Environmental and Climate Justice Lab

Core concepts of the Environmental and Climate Justice Movements include not only distributive justice, with the goal of addressing inequalities on the basis of race, class, indigenous affiliation and disability in access to fresh air, clean water, and a safe play for children to play, and also procedural justice, the right to self-determination. The Environmental and Climate Justice Lab will provide students with opportunities to represent community-based organizations in their efforts to address gross disparities in environmental benefits and burdens – and particularly the impacts of climate change. At the same time, the right to self-determination applies not only to government decision-making but also other players and stakeholders – industry officials proposing to place facilities with environmental impacts in proximity to already environmentally overburdened communities, scientists who study the environmental and health effects of pollution, and the lawyers who engage or represent communities. The Lab will also provide students with a hands-on opportunity to explore complex questions about community lawyering and the role of the lawyer in social change movements: for example, what role do lawyers play in movements that center communities as decision-makers? How can lawyers engage in case selection and other activities central to practice consistent with principles of community self-determination? How does community lawyering align with rules of ethics? These questions are all the more pressing as community-based organizations seek to advance justice in a quickly changing political context at local, state, and federal levels. The Lab docket will assist students in developing core lawyering skills, such as awareness of ethnical, cultural and professional issues, written and oral communication, interviewing clients and experts, drafting, legal analysis, negotiation, factual investigation, and developing, initiating, and resolving litigation.

Law and Organizing Lab

The Law and Organizing Lab is designed to help students to develop and apply a broad range of analytical and change-making tools. Making ambitious change often requires a sophisticated understanding of community, politics, and power. Organizing, public policy advocacy and issue campaigning are fields that have developed valuable tools and techniques to spark change. These tools and techniques can and should strengthen students’ legal practice. The Lab will help students to develop new capacities and to deploy a sophisticated understanding of social change organizing and campaigning, and realpolitik—in partnership with deeply-rooted community organizations working for racial and economic justice.

Narrative Strategies for Advancing Justice Lab

This lab course will focus on strategies for advancing reforms within the U.S. criminal legal system and broadly advancing racial justice in American society. We will look at the history of race in America and the evolution of criminal justice, punishment and over-incarceration.

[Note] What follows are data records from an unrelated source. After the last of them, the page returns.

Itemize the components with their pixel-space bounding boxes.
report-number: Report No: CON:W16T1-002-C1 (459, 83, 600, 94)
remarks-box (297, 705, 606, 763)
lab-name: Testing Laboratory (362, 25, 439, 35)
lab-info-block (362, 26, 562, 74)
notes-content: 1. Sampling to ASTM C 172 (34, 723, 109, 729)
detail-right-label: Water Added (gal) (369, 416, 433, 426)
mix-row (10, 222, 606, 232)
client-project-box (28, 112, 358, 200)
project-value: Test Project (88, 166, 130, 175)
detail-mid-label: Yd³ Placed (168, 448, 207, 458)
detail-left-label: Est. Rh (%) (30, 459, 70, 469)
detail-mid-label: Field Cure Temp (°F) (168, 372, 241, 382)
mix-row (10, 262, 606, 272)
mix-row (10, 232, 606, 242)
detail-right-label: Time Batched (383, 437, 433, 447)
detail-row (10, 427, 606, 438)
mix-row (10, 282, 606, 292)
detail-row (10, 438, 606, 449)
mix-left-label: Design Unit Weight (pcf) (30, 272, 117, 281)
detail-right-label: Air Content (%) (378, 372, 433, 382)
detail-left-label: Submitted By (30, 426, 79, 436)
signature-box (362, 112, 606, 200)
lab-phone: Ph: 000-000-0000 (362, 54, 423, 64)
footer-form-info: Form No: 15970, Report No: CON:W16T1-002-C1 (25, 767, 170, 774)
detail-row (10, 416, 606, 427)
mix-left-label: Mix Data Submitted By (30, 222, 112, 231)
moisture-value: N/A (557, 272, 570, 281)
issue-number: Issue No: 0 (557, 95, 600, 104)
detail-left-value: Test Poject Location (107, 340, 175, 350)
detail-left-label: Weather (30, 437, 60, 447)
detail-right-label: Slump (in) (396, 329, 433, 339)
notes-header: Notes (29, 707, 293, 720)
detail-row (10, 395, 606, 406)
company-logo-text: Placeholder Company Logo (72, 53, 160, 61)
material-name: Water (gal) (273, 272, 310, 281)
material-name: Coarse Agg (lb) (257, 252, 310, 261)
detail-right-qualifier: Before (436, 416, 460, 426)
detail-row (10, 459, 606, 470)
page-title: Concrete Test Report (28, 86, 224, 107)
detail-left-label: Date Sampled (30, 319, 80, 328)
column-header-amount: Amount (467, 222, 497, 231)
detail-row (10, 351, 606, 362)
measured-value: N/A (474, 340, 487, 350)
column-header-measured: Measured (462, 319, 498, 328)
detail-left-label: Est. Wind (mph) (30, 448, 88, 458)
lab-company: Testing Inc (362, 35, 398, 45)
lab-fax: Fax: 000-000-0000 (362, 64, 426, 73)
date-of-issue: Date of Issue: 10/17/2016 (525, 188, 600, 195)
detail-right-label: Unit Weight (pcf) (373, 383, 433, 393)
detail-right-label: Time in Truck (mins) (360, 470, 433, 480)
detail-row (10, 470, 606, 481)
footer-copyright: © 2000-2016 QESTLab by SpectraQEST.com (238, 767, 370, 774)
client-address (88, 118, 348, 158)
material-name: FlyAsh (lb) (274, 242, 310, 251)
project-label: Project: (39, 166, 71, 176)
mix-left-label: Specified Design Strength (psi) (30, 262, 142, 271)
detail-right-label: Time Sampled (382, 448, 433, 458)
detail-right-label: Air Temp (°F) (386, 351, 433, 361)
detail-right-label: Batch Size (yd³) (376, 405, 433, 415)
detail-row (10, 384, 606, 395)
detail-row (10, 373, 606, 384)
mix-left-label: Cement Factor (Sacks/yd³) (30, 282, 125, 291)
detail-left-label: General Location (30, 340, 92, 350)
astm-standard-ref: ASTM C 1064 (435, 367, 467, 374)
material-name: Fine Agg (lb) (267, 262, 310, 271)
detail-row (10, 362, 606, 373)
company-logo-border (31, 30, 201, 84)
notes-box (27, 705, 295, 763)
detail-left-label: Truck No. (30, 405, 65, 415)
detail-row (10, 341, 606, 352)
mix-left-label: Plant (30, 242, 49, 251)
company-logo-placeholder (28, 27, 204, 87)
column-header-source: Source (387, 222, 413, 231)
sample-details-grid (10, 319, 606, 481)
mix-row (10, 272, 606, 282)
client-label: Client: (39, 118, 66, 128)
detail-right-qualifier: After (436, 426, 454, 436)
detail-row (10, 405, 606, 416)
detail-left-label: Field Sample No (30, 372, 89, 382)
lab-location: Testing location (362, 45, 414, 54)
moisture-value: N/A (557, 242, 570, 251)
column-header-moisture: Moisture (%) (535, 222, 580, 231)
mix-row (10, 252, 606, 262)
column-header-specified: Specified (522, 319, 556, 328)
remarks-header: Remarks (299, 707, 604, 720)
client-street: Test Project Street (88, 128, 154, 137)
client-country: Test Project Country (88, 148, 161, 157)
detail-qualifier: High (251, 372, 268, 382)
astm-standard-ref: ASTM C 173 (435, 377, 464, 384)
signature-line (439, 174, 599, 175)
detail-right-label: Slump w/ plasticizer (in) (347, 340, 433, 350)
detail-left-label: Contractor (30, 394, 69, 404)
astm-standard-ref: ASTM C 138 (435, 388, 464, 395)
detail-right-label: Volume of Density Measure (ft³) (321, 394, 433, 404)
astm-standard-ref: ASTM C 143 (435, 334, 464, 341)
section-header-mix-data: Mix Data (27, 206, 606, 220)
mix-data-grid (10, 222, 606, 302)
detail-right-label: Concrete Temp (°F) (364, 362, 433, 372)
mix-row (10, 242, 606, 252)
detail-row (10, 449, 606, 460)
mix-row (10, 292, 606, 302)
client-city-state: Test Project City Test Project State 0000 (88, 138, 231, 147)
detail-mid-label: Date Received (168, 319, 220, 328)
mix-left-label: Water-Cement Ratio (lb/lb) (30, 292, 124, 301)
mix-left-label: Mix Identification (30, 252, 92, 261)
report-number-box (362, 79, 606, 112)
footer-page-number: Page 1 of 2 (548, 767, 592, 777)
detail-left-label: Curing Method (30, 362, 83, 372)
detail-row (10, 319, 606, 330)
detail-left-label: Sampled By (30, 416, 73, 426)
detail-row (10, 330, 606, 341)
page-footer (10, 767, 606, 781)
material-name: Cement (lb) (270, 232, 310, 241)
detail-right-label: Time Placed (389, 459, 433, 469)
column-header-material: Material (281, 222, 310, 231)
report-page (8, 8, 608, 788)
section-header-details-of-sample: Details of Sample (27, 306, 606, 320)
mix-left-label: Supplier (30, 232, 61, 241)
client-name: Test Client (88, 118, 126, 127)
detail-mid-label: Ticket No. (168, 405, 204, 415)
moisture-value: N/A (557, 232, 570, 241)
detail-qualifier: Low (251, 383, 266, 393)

The seminar will explore new approaches to thinking about and using narrative tactics to advance policy change and how they intersect with traditional litigation and advocacy.  Students will work with the staff of the Equal Justice Initiative on cases, projects, new reports and publications during the course of the semester. All students will also spend several days in Montgomery visiting the Legacy Sites as part of the course. Students will be required to spend four hours a week at the EJI New York City office. Course is limited to 8 students, application and interview required.

 Pretrial Abolition Lab

The Pretrial Abolition Lab examines the systemic harms of pretrial incarceration and the growing body of research that debunks its efficacy and necessity. Through a multidisciplinary approach, students explore public education and narrative change, conduct research and design pilot projects, develop strategic litigation and law reform strategies, and study innovative non-carceral alternatives to pretrial detention. The Lab empowers students to analyze pretrial practices, create practical solutions, and reimagine a pretrial system without pretrial incarceration.